De plus, le Rhaegal dispose d’un système propriétaire qui lui permet d’atterrir en toute sécurité si son système de propulsion est endommagé : Il peut soit planer jusqu’à un point d’atterrissage sûr, soit, si l’appareil est en vol stationnaire, atterrir même s’il perd la poussée de tout un ensemble de conduits.

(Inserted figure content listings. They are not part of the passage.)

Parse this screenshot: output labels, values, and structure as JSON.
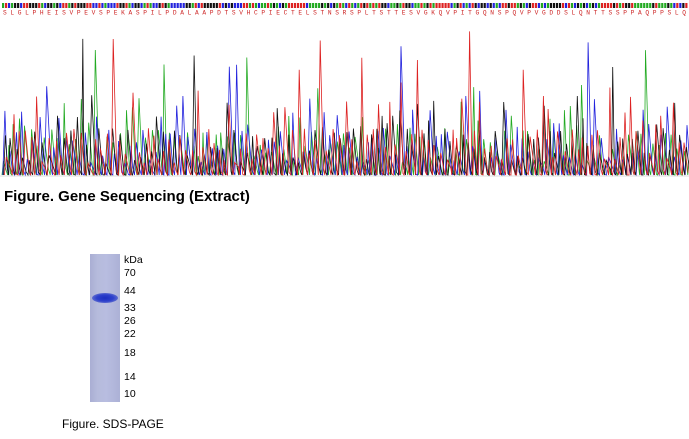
{
  "sequencing": {
    "title": "Figure. Gene Sequencing (Extract)",
    "amino_acid_sequence": "S L G L P H E I S V P E V S P E K A S P I L P D A L A A P D T S V H C P I E C T E L S T N S R S P L T S T T E S V G K Q V P I T G Q N S P Q V P V G D D S L Q N T T S S P P A Q P P S L Q",
    "base_colors": {
      "A": "#22aa22",
      "C": "#2222dd",
      "G": "#111111",
      "T": "#dd2222"
    }
  },
  "gel": {
    "unit_label": "kDa",
    "markers": [
      "70",
      "44",
      "33",
      "26",
      "22",
      "18",
      "14",
      "10"
    ],
    "caption": "Figure. SDS-PAGE"
  }
}
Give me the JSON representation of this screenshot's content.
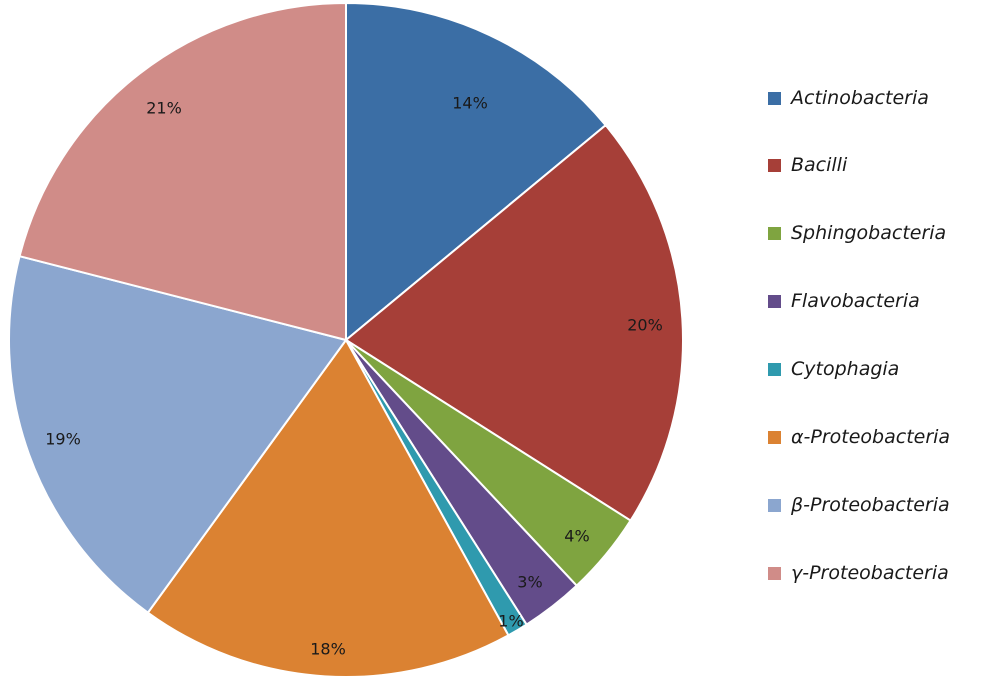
{
  "chart_data": {
    "type": "pie",
    "title": "",
    "categories": [
      "Actinobacteria",
      "Bacilli",
      "Sphingobacteria",
      "Flavobacteria",
      "Cytophagia",
      "α-Proteobacteria",
      "β-Proteobacteria",
      "γ-Proteobacteria"
    ],
    "values": [
      14,
      20,
      4,
      3,
      1,
      18,
      19,
      21
    ],
    "labels": [
      "14%",
      "20%",
      "4%",
      "3%",
      "1%",
      "18%",
      "19%",
      "21%"
    ],
    "colors": [
      "#3B6EA5",
      "#A63F38",
      "#7FA440",
      "#634C8A",
      "#2F9AAE",
      "#DB8232",
      "#8BA6CF",
      "#D08C88"
    ],
    "legend_position": "right",
    "start_angle": "top, clockwise"
  }
}
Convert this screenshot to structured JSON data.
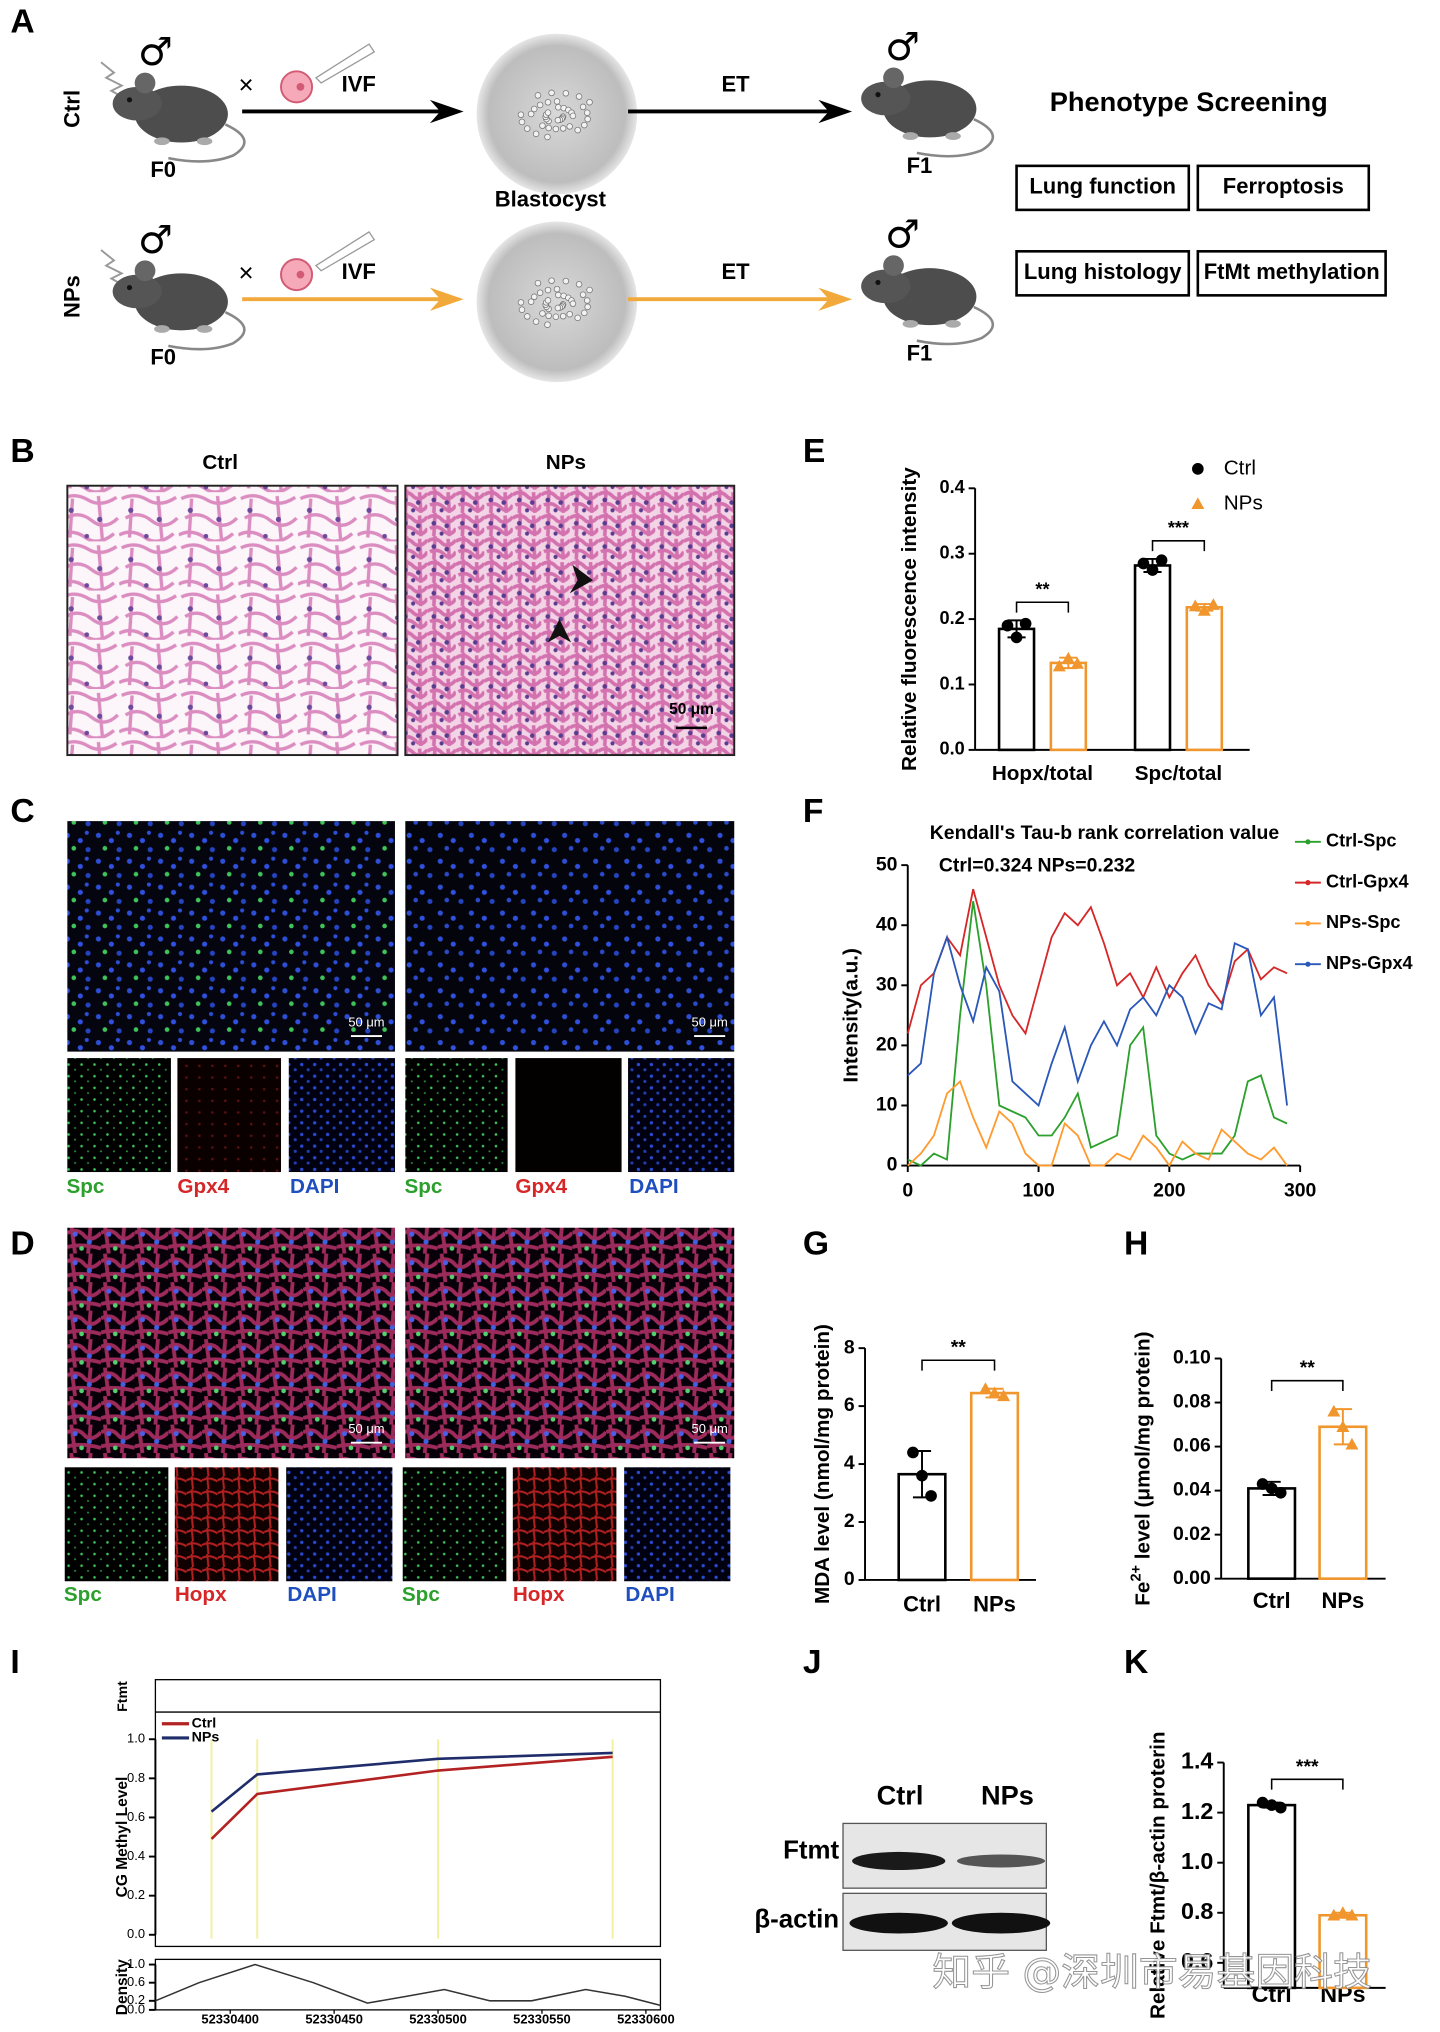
{
  "panel_labels": [
    "A",
    "B",
    "C",
    "D",
    "E",
    "F",
    "G",
    "H",
    "I",
    "J",
    "K"
  ],
  "diagram": {
    "rows": [
      {
        "group": "Ctrl",
        "male": "♂",
        "male_f1": "♂",
        "cross": "×",
        "ivf": "IVF",
        "et": "ET",
        "from": "F0",
        "to": "F1"
      },
      {
        "group": "NPs",
        "male": "♂",
        "male_f1": "♂",
        "cross": "×",
        "ivf": "IVF",
        "et": "ET",
        "from": "F0",
        "to": "F1"
      }
    ],
    "blastocyst": "Blastocyst",
    "screening": {
      "title": "Phenotype Screening",
      "items": [
        "Lung function",
        "Ferroptosis",
        "Lung histology",
        "FtMt methylation"
      ]
    }
  },
  "histology": {
    "groups": [
      "Ctrl",
      "NPs"
    ],
    "scale_bar": "50 μm"
  },
  "if_spc_gpx4": {
    "scale_bar": "50 μm",
    "channels": [
      "Spc",
      "Gpx4",
      "DAPI"
    ]
  },
  "if_spc_hopx": {
    "scale_bar": "50 μm",
    "channels": [
      "Spc",
      "Hopx",
      "DAPI"
    ]
  },
  "western_blot": {
    "groups": [
      "Ctrl",
      "NPs"
    ],
    "bands": [
      "Ftmt",
      "β-actin"
    ]
  },
  "watermark": "知乎 @深圳市易基因科技",
  "chart_data": [
    {
      "type": "bar",
      "ylabel": "Relative fluorescence intensity",
      "categories": [
        "Hopx/total",
        "Spc/total"
      ],
      "series": [
        {
          "name": "Ctrl",
          "color": "#000000",
          "marker": "circle",
          "values": [
            0.185,
            0.282
          ],
          "errors": [
            0.013,
            0.01
          ],
          "points": [
            [
              0.19,
              0.172,
              0.193
            ],
            [
              0.285,
              0.275,
              0.29
            ]
          ]
        },
        {
          "name": "NPs",
          "color": "#f0962c",
          "marker": "triangle",
          "values": [
            0.133,
            0.218
          ],
          "errors": [
            0.008,
            0.005
          ],
          "points": [
            [
              0.128,
              0.14,
              0.132
            ],
            [
              0.22,
              0.213,
              0.222
            ]
          ]
        }
      ],
      "ylim": [
        0,
        0.4
      ],
      "yticks": [
        {
          "value": 0,
          "label": "0.0"
        },
        0.1,
        0.2,
        0.3,
        0.4
      ],
      "significance": [
        "**",
        "***"
      ],
      "legend": "upper right"
    },
    {
      "type": "line",
      "title": "Kendall's Tau-b rank correlation value",
      "subtitle": "Ctrl=0.324  NPs=0.232",
      "ylabel": "Intensity(a.u.)",
      "x": [
        0,
        10,
        20,
        30,
        40,
        50,
        60,
        70,
        80,
        90,
        100,
        110,
        120,
        130,
        140,
        150,
        160,
        170,
        180,
        190,
        200,
        210,
        220,
        230,
        240,
        250,
        260,
        270,
        280,
        290
      ],
      "series": [
        {
          "name": "Ctrl-Spc",
          "color": "#2ca02c",
          "values": [
            1,
            0,
            2,
            1,
            25,
            44,
            30,
            10,
            9,
            8,
            5,
            5,
            8,
            12,
            3,
            4,
            5,
            20,
            23,
            5,
            2,
            1,
            2,
            2,
            2,
            5,
            14,
            15,
            8,
            7
          ]
        },
        {
          "name": "Ctrl-Gpx4",
          "color": "#d62728",
          "values": [
            22,
            30,
            32,
            38,
            35,
            46,
            38,
            30,
            25,
            22,
            30,
            38,
            42,
            40,
            43,
            37,
            30,
            32,
            28,
            33,
            28,
            32,
            35,
            30,
            27,
            34,
            36,
            31,
            33,
            32
          ]
        },
        {
          "name": "NPs-Spc",
          "color": "#ff9a2e",
          "values": [
            0,
            2,
            5,
            12,
            14,
            8,
            3,
            9,
            7,
            2,
            0,
            0,
            7,
            5,
            0,
            0,
            2,
            1,
            5,
            3,
            0,
            4,
            2,
            1,
            6,
            4,
            2,
            1,
            3,
            0
          ]
        },
        {
          "name": "NPs-Gpx4",
          "color": "#2a57b8",
          "values": [
            15,
            17,
            32,
            38,
            30,
            24,
            33,
            29,
            14,
            12,
            10,
            17,
            23,
            14,
            20,
            24,
            20,
            26,
            28,
            25,
            30,
            28,
            22,
            27,
            26,
            37,
            36,
            25,
            28,
            10
          ]
        }
      ],
      "xlim": [
        0,
        300
      ],
      "xticks": [
        0,
        100,
        200,
        300
      ],
      "ylim": [
        0,
        50
      ],
      "yticks": [
        0,
        10,
        20,
        30,
        40,
        50
      ],
      "legend": "right"
    },
    {
      "type": "bar",
      "ylabel": "MDA level (nmol/mg protein)",
      "categories": [
        "Ctrl",
        "NPs"
      ],
      "colors": [
        "#000000",
        "#f0962c"
      ],
      "markers": [
        "circle",
        "triangle"
      ],
      "values": [
        3.65,
        6.45
      ],
      "errors": [
        0.8,
        0.15
      ],
      "points": [
        [
          4.4,
          3.6,
          2.9
        ],
        [
          6.6,
          6.45,
          6.35
        ]
      ],
      "ylim": [
        0,
        8
      ],
      "yticks": [
        0,
        2,
        4,
        6,
        8
      ],
      "significance": [
        "**"
      ]
    },
    {
      "type": "bar",
      "ylabel": [
        "Fe",
        "2+",
        " level (μmol/mg protein)"
      ],
      "categories": [
        "Ctrl",
        "NPs"
      ],
      "colors": [
        "#000000",
        "#f0962c"
      ],
      "markers": [
        "circle",
        "triangle"
      ],
      "values": [
        0.041,
        0.069
      ],
      "errors": [
        0.003,
        0.008
      ],
      "points": [
        [
          0.043,
          0.041,
          0.039
        ],
        [
          0.076,
          0.069,
          0.061
        ]
      ],
      "ylim": [
        0,
        0.1
      ],
      "yticks": [
        {
          "value": 0,
          "label": "0.00"
        },
        0.02,
        0.04,
        0.06,
        0.08,
        {
          "value": 0.1,
          "label": "0.10"
        }
      ],
      "significance": [
        "**"
      ]
    },
    {
      "type": "line",
      "track_label": "Ftmt",
      "ylabel": "CG Methyl Level",
      "x": [
        52330391,
        52330413,
        52330500,
        52330584
      ],
      "series": [
        {
          "name": "Ctrl",
          "color": "#b22222",
          "values": [
            0.49,
            0.72,
            0.84,
            0.91
          ]
        },
        {
          "name": "NPs",
          "color": "#1f2d6b",
          "values": [
            0.63,
            0.82,
            0.9,
            0.93
          ]
        }
      ],
      "xlim": [
        52330364,
        52330607
      ],
      "ylim": [
        0,
        1
      ],
      "yticks": [
        {
          "value": 0,
          "label": "0.0"
        },
        0.2,
        0.4,
        0.6,
        0.8,
        {
          "value": 1,
          "label": "1.0"
        }
      ],
      "legend": "upper left"
    },
    {
      "type": "density",
      "ylabel": "Density",
      "x": [
        52330364,
        52330385,
        52330412,
        52330440,
        52330466,
        52330485,
        52330503,
        52330525,
        52330545,
        52330571,
        52330590,
        52330607
      ],
      "values": [
        0.2,
        0.6,
        1.0,
        0.6,
        0.15,
        0.3,
        0.45,
        0.2,
        0.2,
        0.45,
        0.3,
        0.1
      ],
      "color": "#333333",
      "xlim": [
        52330364,
        52330607
      ],
      "xticks": [
        52330400,
        52330450,
        52330500,
        52330550,
        52330600
      ],
      "ylim": [
        0,
        1
      ],
      "yticks": [
        {
          "value": 0,
          "label": "0.0"
        },
        0.2,
        0.6,
        {
          "value": 1,
          "label": "1.0"
        }
      ]
    },
    {
      "type": "bar",
      "ylabel": "Relative Ftmt/β-actin proterin",
      "categories": [
        "Ctrl",
        "NPs"
      ],
      "colors": [
        "#000000",
        "#f0962c"
      ],
      "markers": [
        "circle",
        "triangle"
      ],
      "values": [
        1.23,
        0.79
      ],
      "errors": [
        0.01,
        0.01
      ],
      "points": [
        [
          1.24,
          1.23,
          1.22
        ],
        [
          0.79,
          0.8,
          0.79
        ]
      ],
      "ylim": [
        0.5,
        1.4
      ],
      "yticks": [
        0.6,
        0.8,
        {
          "value": 1,
          "label": "1.0"
        },
        1.2,
        1.4
      ],
      "significance": [
        "***"
      ]
    }
  ]
}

Le Rhaegal tire sa puissance d’un turbomoteur, qui est en fait une turbine à gaz conçue spécifiquement pour faire tourner un rotor plutôt que de générer de la poussée, comme le ferait un moteur à réaction. Ce moteur entraîne un générateur qui envoie de la puissance à des moteurs électriques, qui font tourner les pales du rotor. Celles-ci sont comme des hélices, mais elles sont enveloppées pour fournir plus de poussée qu’un rotor ouvert et pour protéger à la fois les personnes au sol et les pales elles-mêmes lorsqu’elles se posent près de buissons ou d’arbres.

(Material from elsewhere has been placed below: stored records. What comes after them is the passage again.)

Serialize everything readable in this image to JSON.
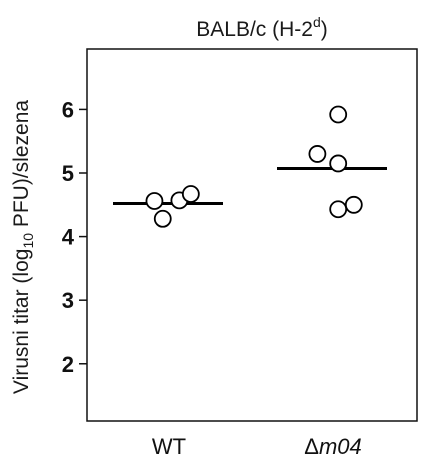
{
  "chart_data": {
    "type": "scatter",
    "title": {
      "main": "BALB/c (H-2",
      "superscript": "d",
      "close": ")"
    },
    "ylabel": {
      "pre": "Virusni titar (log",
      "subscript": "10",
      "post": " PFU)/slezena"
    },
    "xtick_labels": [
      {
        "prefix": "",
        "text": "WT"
      },
      {
        "prefix": "Δ",
        "text": "m04"
      }
    ],
    "categories": [
      "WT",
      "Δm04"
    ],
    "ylim": [
      1.1,
      6.95
    ],
    "yticks": [
      2,
      3,
      4,
      5,
      6
    ],
    "grid": false,
    "series": [
      {
        "category": "WT",
        "points": [
          {
            "offset": -0.28,
            "y": 4.56
          },
          {
            "offset": -0.12,
            "y": 4.28
          },
          {
            "offset": 0.2,
            "y": 4.57
          },
          {
            "offset": 0.42,
            "y": 4.67
          }
        ],
        "mean": 4.52
      },
      {
        "category": "Δm04",
        "points": [
          {
            "offset": 0.1,
            "y": 5.92
          },
          {
            "offset": -0.3,
            "y": 5.3
          },
          {
            "offset": 0.1,
            "y": 5.15
          },
          {
            "offset": 0.1,
            "y": 4.43
          },
          {
            "offset": 0.4,
            "y": 4.5
          }
        ],
        "mean": 5.07
      }
    ]
  }
}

Le but de cette chaîne cinématique turboélectrique est de fournir un rendement élevé en vol de croisière et également une puissance élevée au décollage et à l’atterrissage. Cette efficacité accrue lui permet d’émettre environ 70 % de carbone en moins que le Cessna 408 SkyCourier, tout en transportant deux fois plus de charge sur une distance quatre fois plus grande. Et grâce à sa conception turbo, il peut être rendu encore plus « vert » en utilisant du biocarburant.

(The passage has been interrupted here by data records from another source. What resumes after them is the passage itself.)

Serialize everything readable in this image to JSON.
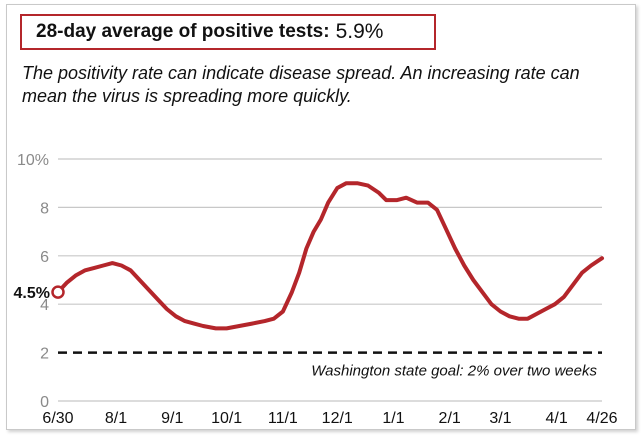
{
  "header": {
    "label": "28-day average of positive tests:",
    "value": "5.9%"
  },
  "subtitle": "The positivity rate can indicate disease spread. An increasing rate can mean the virus is spreading more quickly.",
  "colors": {
    "line": "#b4262b",
    "grid": "#c8c8c8",
    "goal": "#111111"
  },
  "chart_data": {
    "type": "line",
    "ylim": [
      0,
      10
    ],
    "yticks": [
      {
        "value": 0,
        "label": "0"
      },
      {
        "value": 2,
        "label": "2"
      },
      {
        "value": 4,
        "label": "4"
      },
      {
        "value": 6,
        "label": "6"
      },
      {
        "value": 8,
        "label": "8"
      },
      {
        "value": 10,
        "label": "10%"
      }
    ],
    "xlim": [
      "2020-06-30",
      "2021-04-26"
    ],
    "xticks": [
      {
        "date": "2020-06-30",
        "label": "6/30"
      },
      {
        "date": "2020-08-01",
        "label": "8/1"
      },
      {
        "date": "2020-09-01",
        "label": "9/1"
      },
      {
        "date": "2020-10-01",
        "label": "10/1"
      },
      {
        "date": "2020-11-01",
        "label": "11/1"
      },
      {
        "date": "2020-12-01",
        "label": "12/1"
      },
      {
        "date": "2021-01-01",
        "label": "1/1"
      },
      {
        "date": "2021-02-01",
        "label": "2/1"
      },
      {
        "date": "2021-03-01",
        "label": "3/1"
      },
      {
        "date": "2021-04-01",
        "label": "4/1"
      },
      {
        "date": "2021-04-26",
        "label": "4/26"
      }
    ],
    "start_label": "4.5%",
    "goal": {
      "value": 2,
      "label": "Washington state goal: 2% over two weeks"
    },
    "series": [
      {
        "points": [
          [
            "2020-06-30",
            4.5
          ],
          [
            "2020-07-05",
            4.9
          ],
          [
            "2020-07-10",
            5.2
          ],
          [
            "2020-07-15",
            5.4
          ],
          [
            "2020-07-20",
            5.5
          ],
          [
            "2020-07-25",
            5.6
          ],
          [
            "2020-07-30",
            5.7
          ],
          [
            "2020-08-04",
            5.6
          ],
          [
            "2020-08-09",
            5.4
          ],
          [
            "2020-08-14",
            5.0
          ],
          [
            "2020-08-19",
            4.6
          ],
          [
            "2020-08-24",
            4.2
          ],
          [
            "2020-08-29",
            3.8
          ],
          [
            "2020-09-03",
            3.5
          ],
          [
            "2020-09-08",
            3.3
          ],
          [
            "2020-09-13",
            3.2
          ],
          [
            "2020-09-18",
            3.1
          ],
          [
            "2020-09-25",
            3.0
          ],
          [
            "2020-10-01",
            3.0
          ],
          [
            "2020-10-08",
            3.1
          ],
          [
            "2020-10-15",
            3.2
          ],
          [
            "2020-10-22",
            3.3
          ],
          [
            "2020-10-27",
            3.4
          ],
          [
            "2020-11-01",
            3.7
          ],
          [
            "2020-11-06",
            4.5
          ],
          [
            "2020-11-10",
            5.3
          ],
          [
            "2020-11-14",
            6.3
          ],
          [
            "2020-11-18",
            7.0
          ],
          [
            "2020-11-22",
            7.5
          ],
          [
            "2020-11-26",
            8.2
          ],
          [
            "2020-12-01",
            8.8
          ],
          [
            "2020-12-06",
            9.0
          ],
          [
            "2020-12-12",
            9.0
          ],
          [
            "2020-12-18",
            8.9
          ],
          [
            "2020-12-24",
            8.6
          ],
          [
            "2020-12-28",
            8.3
          ],
          [
            "2021-01-03",
            8.3
          ],
          [
            "2021-01-08",
            8.4
          ],
          [
            "2021-01-14",
            8.2
          ],
          [
            "2021-01-20",
            8.2
          ],
          [
            "2021-01-25",
            7.9
          ],
          [
            "2021-01-30",
            7.1
          ],
          [
            "2021-02-04",
            6.3
          ],
          [
            "2021-02-09",
            5.6
          ],
          [
            "2021-02-14",
            5.0
          ],
          [
            "2021-02-19",
            4.5
          ],
          [
            "2021-02-24",
            4.0
          ],
          [
            "2021-03-01",
            3.7
          ],
          [
            "2021-03-06",
            3.5
          ],
          [
            "2021-03-11",
            3.4
          ],
          [
            "2021-03-16",
            3.4
          ],
          [
            "2021-03-21",
            3.6
          ],
          [
            "2021-03-26",
            3.8
          ],
          [
            "2021-03-31",
            4.0
          ],
          [
            "2021-04-05",
            4.3
          ],
          [
            "2021-04-10",
            4.8
          ],
          [
            "2021-04-15",
            5.3
          ],
          [
            "2021-04-20",
            5.6
          ],
          [
            "2021-04-26",
            5.9
          ]
        ]
      }
    ]
  }
}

Le lancement de Rhaegal a eu lieu début mai, et les essais en vol commenceront à la base aérienne d’Edwards, en Californie.

La cellule du premier Rhaegal a été achevée en mars 2020, et les essais en vol devraient commencer maintenant. Sabrewing est en discussion avec la FAA depuis 2017, et l’autorisation de commencer la certification de type – qui assure la sécurité d’un nouveau type d’avion – pourrait arriver prochainement.
La certification n’est pas une mince affaire administrative : La certification de type, même pour un petit avion privé, peut facilement coûter entre 50 et 100 millions de dollars, mais la certification d’un UAV cargo ne devrait coûter qu’une fraction de ce montant. Et le Rhaegal est le premier à obtenir une telle certification, devant tous les autres transporteurs de fret électrique utilisant le décollage et l’atterrissage verticaux.
Ne soyez donc pas surpris si vous voyez bientôt un Rhaegal voler au-dessus de votre tête. Et en décembre, dans un avenir pas si lointain, il pourrait jouer au Père Noël pour les enfants des villages isolés et des grands centres industriels du monde entier.